The people in Mamoru Oshii’s production training project put together this film. It’s the first computer-animated feature from Japan. Essentially, it looks and feels like a hand-drawn project, only with sophisticated lighting and special effects, but it was actually all done on computer.

It’s about a girl who arrives at a high school on a U.S. airforce base in Japan, shortly before the Vietnam war. She’s a sullen young woman, working as a kind of an exterminator for a shady, X-Files-ish government agency. To put things simply, she hunts down these kind of vampirish demons and hacks them into pieces. The idea is that they have to lose enough blood in one stroke in order to put them out of action. So guns are no good, and the girl, named Seiya, totes around an old samurai sword for the dismemberments.

In fact, all this is much less interesting than it sounds. The horror thrills are mostly stuff that we’ve seen a gazillion times before. The Vietnam reference is just a red herring, suggesting or implying nothing about the situation depicted in the film. The story itself ends right where it should take off, as if the writers simply refused to further illuminate the interesting ideas they had suggested in the film’s nominal conclusion.

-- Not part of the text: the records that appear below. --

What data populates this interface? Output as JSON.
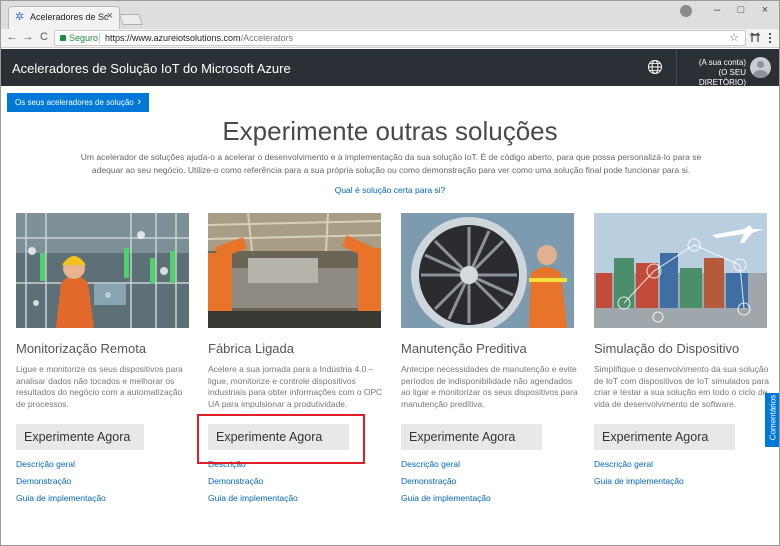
{
  "browser": {
    "tab_title": "Aceleradores de Soluçõe",
    "tab_close": "×",
    "nav_back": "←",
    "nav_forward": "→",
    "nav_reload": "C",
    "secure_label": "Seguro",
    "url_host": "https://www.azureiotsolutions.com",
    "url_path": "/Accelerators",
    "bookmark_star": "☆",
    "window_minimize": "–",
    "window_maximize": "□",
    "window_close": "×"
  },
  "header": {
    "title": "Aceleradores de Solução IoT do Microsoft Azure",
    "account_line1": "(A sua conta)",
    "account_line2": "(O SEU DIRETÓRIO)"
  },
  "main": {
    "back_button_label": "Os seus aceleradores de solução",
    "back_button_chevron": "›",
    "title": "Experimente outras soluções",
    "intro": "Um acelerador de soluções ajuda-o a acelerar o desenvolvimento e a implementação da sua solução IoT. É de código aberto, para que possa personalizá-lo para se adequar ao seu negócio. Utilize-o como referência para a sua própria solução ou como demonstração para ver como uma solução final pode funcionar para si.",
    "which_link": "Qual é solução certa para si?"
  },
  "cards": [
    {
      "title": "Monitorização Remota",
      "desc": "Ligue e monitorize os seus dispositivos para analisar dados não tocados e melhorar os resultados do negócio com a automatização de processos.",
      "button": "Experimente Agora",
      "links": [
        "Descrição geral",
        "Demonstração",
        "Guia de implementação"
      ]
    },
    {
      "title": "Fábrica Ligada",
      "desc": "Acelere a sua jornada para a Indústria 4.0 – ligue, monitorize e controle dispositivos industriais para obter informações com o OPC UA para impulsionar a produtividade.",
      "button": "Experimente Agora",
      "links": [
        "Descrição",
        "Demonstração",
        "Guia de implementação"
      ]
    },
    {
      "title": "Manutenção Preditiva",
      "desc": "Antecipe necessidades de manutenção e evite períodos de indisponibilidade não agendados ao ligar e monitorizar os seus dispositivos para manutenção preditiva.",
      "button": "Experimente Agora",
      "links": [
        "Descrição geral",
        "Demonstração",
        "Guia de implementação"
      ]
    },
    {
      "title": "Simulação do Dispositivo",
      "desc": "Simplifique o desenvolvimento da sua solução de IoT com dispositivos de IoT simulados para criar e testar a sua solução em todo o ciclo de vida de desenvolvimento de software.",
      "button": "Experimente Agora",
      "links": [
        "Descrição geral",
        "Guia de implementação"
      ]
    }
  ],
  "feedback_tab": "Comentários",
  "colors": {
    "header_bg": "#2b2f36",
    "accent_blue": "#0078d7",
    "link_blue": "#0067b8",
    "highlight_red": "#e01e25"
  }
}
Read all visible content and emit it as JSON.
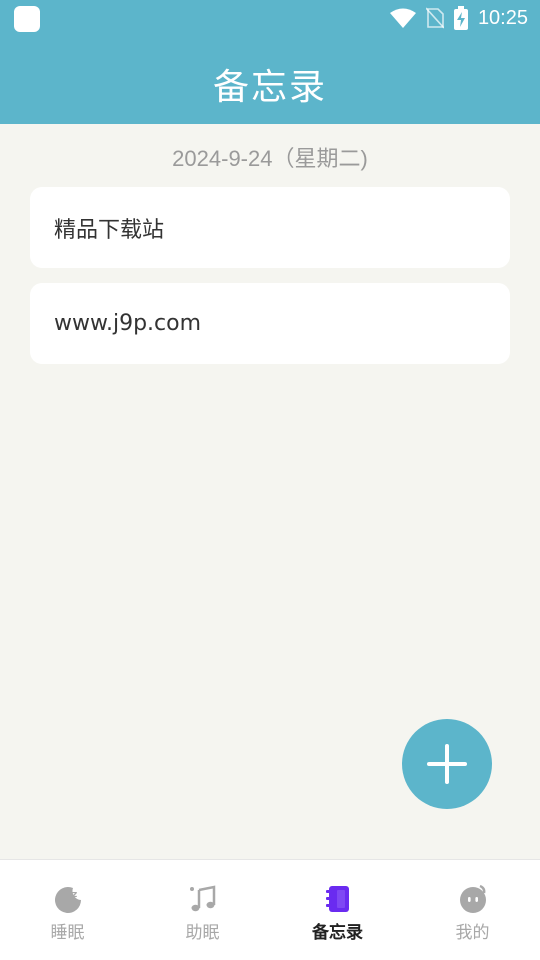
{
  "statusbar": {
    "time": "10:25"
  },
  "header": {
    "title": "备忘录"
  },
  "date": {
    "text": "2024-9-24（星期二)"
  },
  "memos": [
    {
      "text": "精品下载站"
    },
    {
      "text": "www.j9p.com"
    }
  ],
  "fab": {
    "icon": "plus-icon"
  },
  "tabs": [
    {
      "label": "睡眠",
      "icon": "sleep-moon-icon",
      "active": false
    },
    {
      "label": "助眠",
      "icon": "music-note-icon",
      "active": false
    },
    {
      "label": "备忘录",
      "icon": "notebook-icon",
      "active": true
    },
    {
      "label": "我的",
      "icon": "profile-face-icon",
      "active": false
    }
  ],
  "colors": {
    "brand": "#5cb5cb",
    "background": "#f5f5f0",
    "active_tab_icon": "#6a2bf0",
    "inactive_tab": "#a8a8a8"
  }
}
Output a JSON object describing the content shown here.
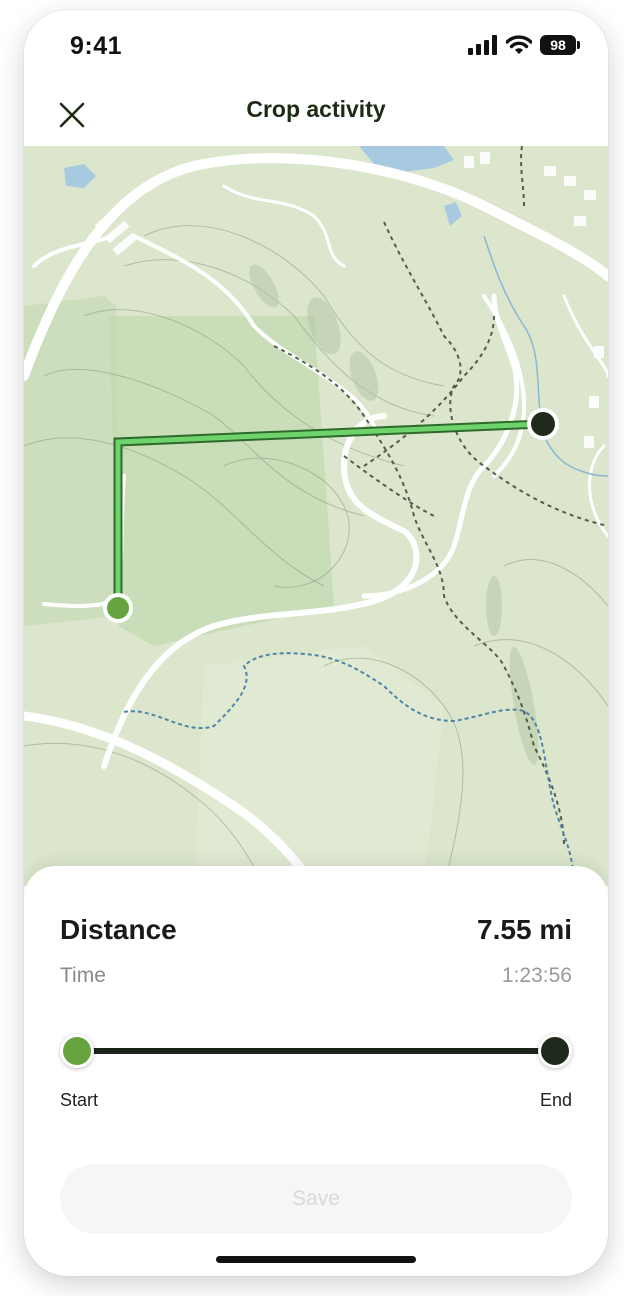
{
  "status_bar": {
    "time": "9:41",
    "battery": "98",
    "icons": [
      "cellular-signal-icon",
      "wifi-icon",
      "battery-icon"
    ]
  },
  "header": {
    "title": "Crop activity",
    "close_icon": "close-icon"
  },
  "colors": {
    "route": "#6fd36b",
    "start_marker": "#66a43f",
    "end_marker": "#1f2a1c",
    "map_background": "#dbe6cd",
    "save_text_disabled": "#d9d9d9"
  },
  "stats": {
    "distance_label": "Distance",
    "distance_value": "7.55 mi",
    "time_label": "Time",
    "time_value": "1:23:56"
  },
  "slider": {
    "start_label": "Start",
    "end_label": "End",
    "range_start": 0,
    "range_end": 1
  },
  "actions": {
    "save_label": "Save",
    "save_enabled": false
  }
}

The only interesting part of the movie is Seiya herself, a character so sullen she has maybe eight lines in the entire movie and expresses herself in varying degrees of frowns. She is exquisitely animated, so that her brooding appears to be an actual performance, and an impressive one at that. But the movie, for its visual beauty and good “”lead performance,”” is not developed enough to recommend. It has the feel of a first try; lacking the sophistication of projects that are more comfortable with their filming techniques.